Serge Coosemans

Un samedi soir bien ordinaire dans la vie de noctambules portés sur la pochetronnade

Serge Coosemans Chroniqueur

À la fin d’un janvier traditionnellement pépère et avant un février à l’agenda noctambule extrêmement chargé, c’était l’ouverture de la saison de la chasse, ce week-end à Bruxelles, estime notre chroniqueur. Beaucoup de connaissances, beaucoup de coups, sans aucun alibi culturel. Sortie de route, S02E19.
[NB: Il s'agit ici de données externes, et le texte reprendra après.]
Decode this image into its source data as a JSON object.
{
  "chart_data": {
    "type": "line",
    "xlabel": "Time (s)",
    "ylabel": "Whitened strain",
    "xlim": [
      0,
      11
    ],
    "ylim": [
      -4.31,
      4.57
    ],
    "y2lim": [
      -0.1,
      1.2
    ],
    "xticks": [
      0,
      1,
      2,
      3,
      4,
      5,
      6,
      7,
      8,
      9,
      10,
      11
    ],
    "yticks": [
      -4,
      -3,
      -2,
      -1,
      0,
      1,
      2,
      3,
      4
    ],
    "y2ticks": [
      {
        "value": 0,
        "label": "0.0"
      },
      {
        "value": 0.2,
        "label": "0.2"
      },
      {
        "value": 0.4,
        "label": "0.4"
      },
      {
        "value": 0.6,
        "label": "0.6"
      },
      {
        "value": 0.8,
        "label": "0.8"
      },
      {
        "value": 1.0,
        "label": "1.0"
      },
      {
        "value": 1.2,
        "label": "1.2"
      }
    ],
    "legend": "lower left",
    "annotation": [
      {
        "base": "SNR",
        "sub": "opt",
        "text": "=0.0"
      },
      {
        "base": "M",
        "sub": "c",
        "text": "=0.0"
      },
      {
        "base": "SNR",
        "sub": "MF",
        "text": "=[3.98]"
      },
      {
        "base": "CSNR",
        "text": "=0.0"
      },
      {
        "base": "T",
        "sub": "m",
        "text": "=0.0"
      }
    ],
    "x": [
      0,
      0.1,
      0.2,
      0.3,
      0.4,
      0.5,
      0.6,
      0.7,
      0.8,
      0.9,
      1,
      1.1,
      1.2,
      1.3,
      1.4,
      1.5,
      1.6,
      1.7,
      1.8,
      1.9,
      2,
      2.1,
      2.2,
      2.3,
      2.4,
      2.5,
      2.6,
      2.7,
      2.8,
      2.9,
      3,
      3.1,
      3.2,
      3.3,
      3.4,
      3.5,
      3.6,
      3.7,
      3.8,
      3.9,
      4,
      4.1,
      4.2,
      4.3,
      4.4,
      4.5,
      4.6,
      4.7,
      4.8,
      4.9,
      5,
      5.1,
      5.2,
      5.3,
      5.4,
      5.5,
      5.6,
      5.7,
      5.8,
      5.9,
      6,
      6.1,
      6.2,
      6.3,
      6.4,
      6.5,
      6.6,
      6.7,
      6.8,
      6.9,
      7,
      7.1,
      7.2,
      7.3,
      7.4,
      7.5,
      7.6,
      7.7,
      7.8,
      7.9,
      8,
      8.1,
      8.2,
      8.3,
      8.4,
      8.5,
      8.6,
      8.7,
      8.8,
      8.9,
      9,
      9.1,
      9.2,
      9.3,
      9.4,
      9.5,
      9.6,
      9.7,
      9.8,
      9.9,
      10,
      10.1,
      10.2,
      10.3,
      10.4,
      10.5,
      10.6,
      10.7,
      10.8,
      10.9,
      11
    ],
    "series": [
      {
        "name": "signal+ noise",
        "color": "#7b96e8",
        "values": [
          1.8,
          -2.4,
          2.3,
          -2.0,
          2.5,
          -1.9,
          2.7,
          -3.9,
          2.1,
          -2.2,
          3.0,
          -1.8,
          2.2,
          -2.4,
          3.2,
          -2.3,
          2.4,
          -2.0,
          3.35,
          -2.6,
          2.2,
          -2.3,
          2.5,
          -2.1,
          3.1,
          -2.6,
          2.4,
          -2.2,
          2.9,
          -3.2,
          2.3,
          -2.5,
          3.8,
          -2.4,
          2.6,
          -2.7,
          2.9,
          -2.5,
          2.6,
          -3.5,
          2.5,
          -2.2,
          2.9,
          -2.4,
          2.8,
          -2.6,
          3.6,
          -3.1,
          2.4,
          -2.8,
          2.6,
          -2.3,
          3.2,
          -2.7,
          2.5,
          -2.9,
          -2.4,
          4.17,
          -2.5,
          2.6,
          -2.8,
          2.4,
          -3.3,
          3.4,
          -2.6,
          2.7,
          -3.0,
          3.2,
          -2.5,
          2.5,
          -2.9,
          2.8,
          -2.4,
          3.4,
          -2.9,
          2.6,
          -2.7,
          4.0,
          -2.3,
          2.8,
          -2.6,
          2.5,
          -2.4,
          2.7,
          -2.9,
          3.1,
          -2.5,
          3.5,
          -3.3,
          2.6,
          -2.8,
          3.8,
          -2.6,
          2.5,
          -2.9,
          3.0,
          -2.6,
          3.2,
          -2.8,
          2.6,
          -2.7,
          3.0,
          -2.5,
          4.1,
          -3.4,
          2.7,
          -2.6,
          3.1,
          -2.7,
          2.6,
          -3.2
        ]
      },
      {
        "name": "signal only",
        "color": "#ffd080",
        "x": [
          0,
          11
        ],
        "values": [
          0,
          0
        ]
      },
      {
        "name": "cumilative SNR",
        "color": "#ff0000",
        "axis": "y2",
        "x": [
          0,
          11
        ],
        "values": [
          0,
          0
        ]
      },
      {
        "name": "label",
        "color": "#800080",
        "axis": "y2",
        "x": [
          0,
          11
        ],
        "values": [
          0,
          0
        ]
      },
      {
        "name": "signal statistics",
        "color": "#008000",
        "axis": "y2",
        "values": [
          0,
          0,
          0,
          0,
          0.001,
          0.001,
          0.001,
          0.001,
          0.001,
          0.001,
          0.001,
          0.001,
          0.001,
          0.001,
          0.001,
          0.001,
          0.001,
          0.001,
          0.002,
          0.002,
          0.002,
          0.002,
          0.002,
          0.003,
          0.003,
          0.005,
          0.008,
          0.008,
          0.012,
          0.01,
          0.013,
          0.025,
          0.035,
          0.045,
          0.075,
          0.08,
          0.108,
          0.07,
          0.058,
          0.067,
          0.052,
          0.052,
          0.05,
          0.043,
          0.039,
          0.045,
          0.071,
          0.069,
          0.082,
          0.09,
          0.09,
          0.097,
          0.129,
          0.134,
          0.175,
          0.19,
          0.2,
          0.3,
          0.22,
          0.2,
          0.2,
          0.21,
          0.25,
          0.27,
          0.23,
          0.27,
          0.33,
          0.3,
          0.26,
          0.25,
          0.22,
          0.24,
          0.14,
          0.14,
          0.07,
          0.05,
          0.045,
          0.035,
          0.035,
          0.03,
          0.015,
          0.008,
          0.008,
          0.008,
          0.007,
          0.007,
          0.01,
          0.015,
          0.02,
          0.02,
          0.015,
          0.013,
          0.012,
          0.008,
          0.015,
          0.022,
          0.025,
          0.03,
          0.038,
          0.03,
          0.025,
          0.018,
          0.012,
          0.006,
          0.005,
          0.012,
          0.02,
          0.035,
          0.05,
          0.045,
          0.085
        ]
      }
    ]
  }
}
À 22 heures pétantes, ce samedi, je pousse une porte du Beursschouwburg avec l’idée d’y voir quelques connaissances aux platines et elle ne s’ouvre pas. J’en essaye une autre, pareil, fermée. Un portier me dévisage, je lui demande par où on entre. Il me répond qu’il n’en sait rien, qu’il ne sait même pas s’il se passe réellement quelque-chose à l’intérieur. Tout ce qu’on lui a dit, m’explique-t-il, c’est qu’il est payé pour être là de 22 à 6 heures du matin. À 20 centimètres de sa nuque, affichée sur la porte qu’il garde, il y a pourtant une affiche qui annonce clairement la soirée du 26 janvier, dès 20h30, mais notre brave ouvre-boîte n’en démord pas et ne m’est d’aucune utilité. Il ne sait pas, il ne sait rien. Je ricane de cette excellente blague flamande du portier qui garde les portes fermées et ignore même s’il est d’une quelconque utilité. Et puis, je me rabats sur le Café Central. Seul avec ma vodka, j’y observe un gros nerd barbu checker ses mails sur un petit laptop tandis que sa copine roule des yeux de biche à quasi chaque mec qui passe. Le geek ne s’en rend pas compte. Il finit par ranger son laptop, la fille fait mine de l’emmener danser mais il grimace son dégoût de la musique. C’est un vieil album d’Aphex Twin et, personnellement, il me convient parfaitement. À la fois chaotique et apaisé, ce qui est exactement mon état mental, partagé à égale distance entre l’envie de savourer un verre avant de vite rentrer dormir et celle de carrément me démonter la tronche.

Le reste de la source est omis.